Mela Muter należała do międzynarodowego artystycznego kręgu École de Paris, a jej nazwisko pojawiało się wśród najbardziej cenionych twórców, takich jak Marc Chagall, Amadeo Modigliani czy Pablo Picasso. Wśród sportretowanych przez nią osobistości świata sztuki, znaleźli się m.in. meksykański malarz, mąż Fridy Kahlo – Diego Rivera, znany marszand Ambrois Vollard, czy wreszcie jeden z najważniejszych architektów francuskich Auguste Perret, który zaprojektował dla niej luksusową willę i pracownię przy Rue Vaugirard 114. W 1917 roku atelier Meli Muter odwiedził sam Henri Matisse, którego zachwyciła jej sztuka. Malarka wystawiała w paryskich galeriach Chéron (1918) i Druet (1926 i 1928), a także na pokazach w barcelońskiej Galerii José Dalmau, w Monachium, Pittsburgu oraz krajowych wystawach zbiorowych w Krakowie, Lwowie i Warszawie.

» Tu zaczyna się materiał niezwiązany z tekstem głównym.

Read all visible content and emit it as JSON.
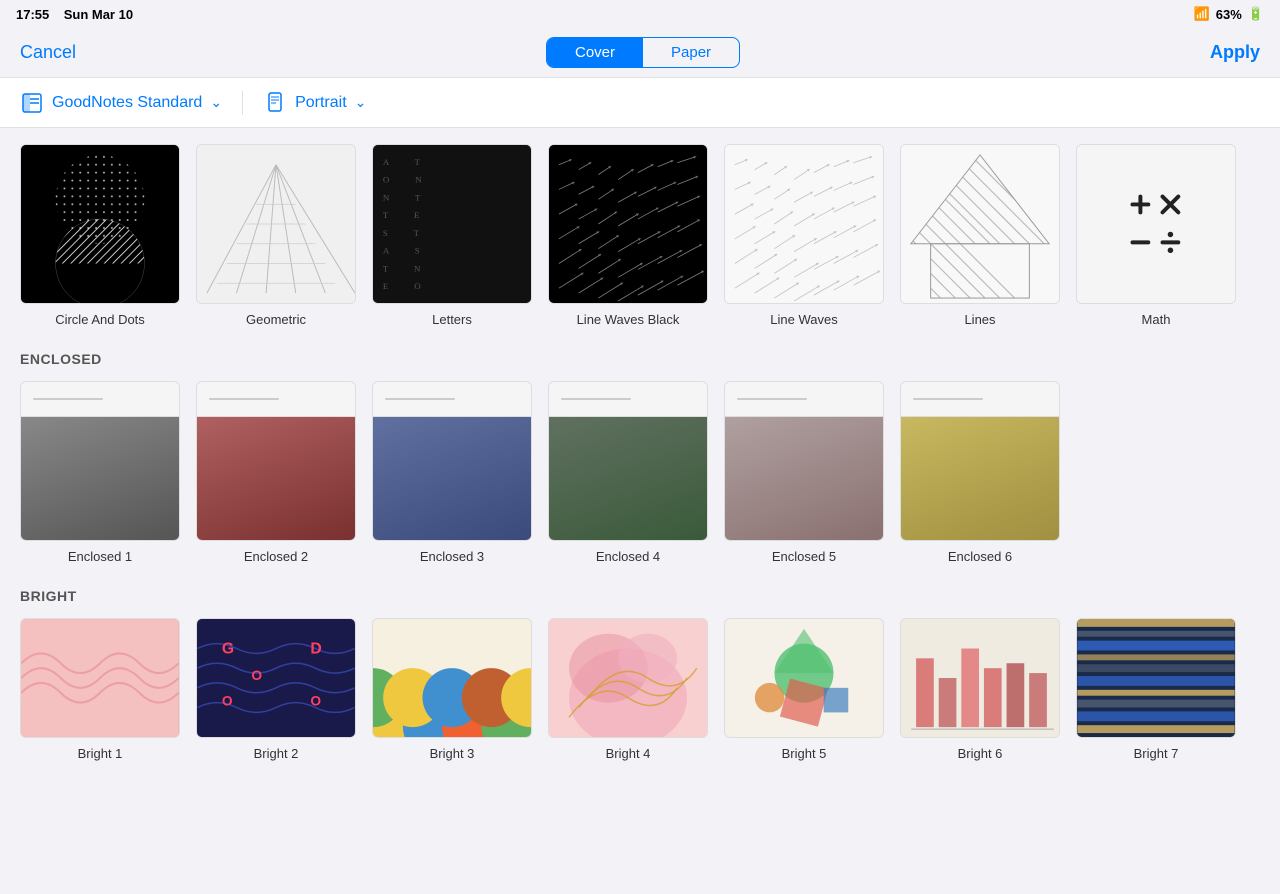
{
  "statusBar": {
    "time": "17:55",
    "date": "Sun Mar 10",
    "signal": "WiFi",
    "battery": "63%"
  },
  "navBar": {
    "cancelLabel": "Cancel",
    "applyLabel": "Apply",
    "tabs": [
      {
        "id": "cover",
        "label": "Cover",
        "active": true
      },
      {
        "id": "paper",
        "label": "Paper",
        "active": false
      }
    ]
  },
  "filterBar": {
    "template": "GoodNotes Standard",
    "orientation": "Portrait"
  },
  "sections": {
    "unnamed": {
      "covers": [
        {
          "id": "circle-dots",
          "label": "Circle And Dots"
        },
        {
          "id": "geometric",
          "label": "Geometric"
        },
        {
          "id": "letters",
          "label": "Letters"
        },
        {
          "id": "line-waves-black",
          "label": "Line Waves Black"
        },
        {
          "id": "line-waves",
          "label": "Line Waves"
        },
        {
          "id": "lines",
          "label": "Lines"
        },
        {
          "id": "math",
          "label": "Math"
        }
      ]
    },
    "enclosed": {
      "title": "ENCLOSED",
      "covers": [
        {
          "id": "enclosed-1",
          "label": "Enclosed 1"
        },
        {
          "id": "enclosed-2",
          "label": "Enclosed 2"
        },
        {
          "id": "enclosed-3",
          "label": "Enclosed 3"
        },
        {
          "id": "enclosed-4",
          "label": "Enclosed 4"
        },
        {
          "id": "enclosed-5",
          "label": "Enclosed 5"
        },
        {
          "id": "enclosed-6",
          "label": "Enclosed 6"
        }
      ]
    },
    "bright": {
      "title": "BRIGHT",
      "covers": [
        {
          "id": "bright-1",
          "label": "Bright 1"
        },
        {
          "id": "bright-2",
          "label": "Bright 2"
        },
        {
          "id": "bright-3",
          "label": "Bright 3"
        },
        {
          "id": "bright-4",
          "label": "Bright 4"
        },
        {
          "id": "bright-5",
          "label": "Bright 5"
        },
        {
          "id": "bright-6",
          "label": "Bright 6"
        },
        {
          "id": "bright-7",
          "label": "Bright 7"
        }
      ]
    }
  }
}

W jej karierze istotne okazały się podróże. Podczas pobytu w Bretanii, malarkę zaintrygowała sztuka artystów tzw. szkoły z Pont-Aven. Uproszczony, miękki modelunek portretowanych postaci, czasami kontrastowany z abstrakcyjnie położoną barwną plamą farby, przyczynił się do jej krótkiej fascynacji twórczością Gauguina. Na jej dojrzały styl wpływ miała jednak inspiracja płynąca z obrazów Paula Cézanne’a, Vincenta van Gogha oraz Edouarda Vuillarda. Będąc pod wrażeniem ich sztuki, artystka zaczęła eksperymentować z plamą barwną, rozbijając ją na wibrujące drobne cząsteczki. Zmieniła również stosowaną kolorystyczną paletę, co przyczyniło się do wypracowania nowej nastrojowości dzieł i bardziej intymnego klimatu.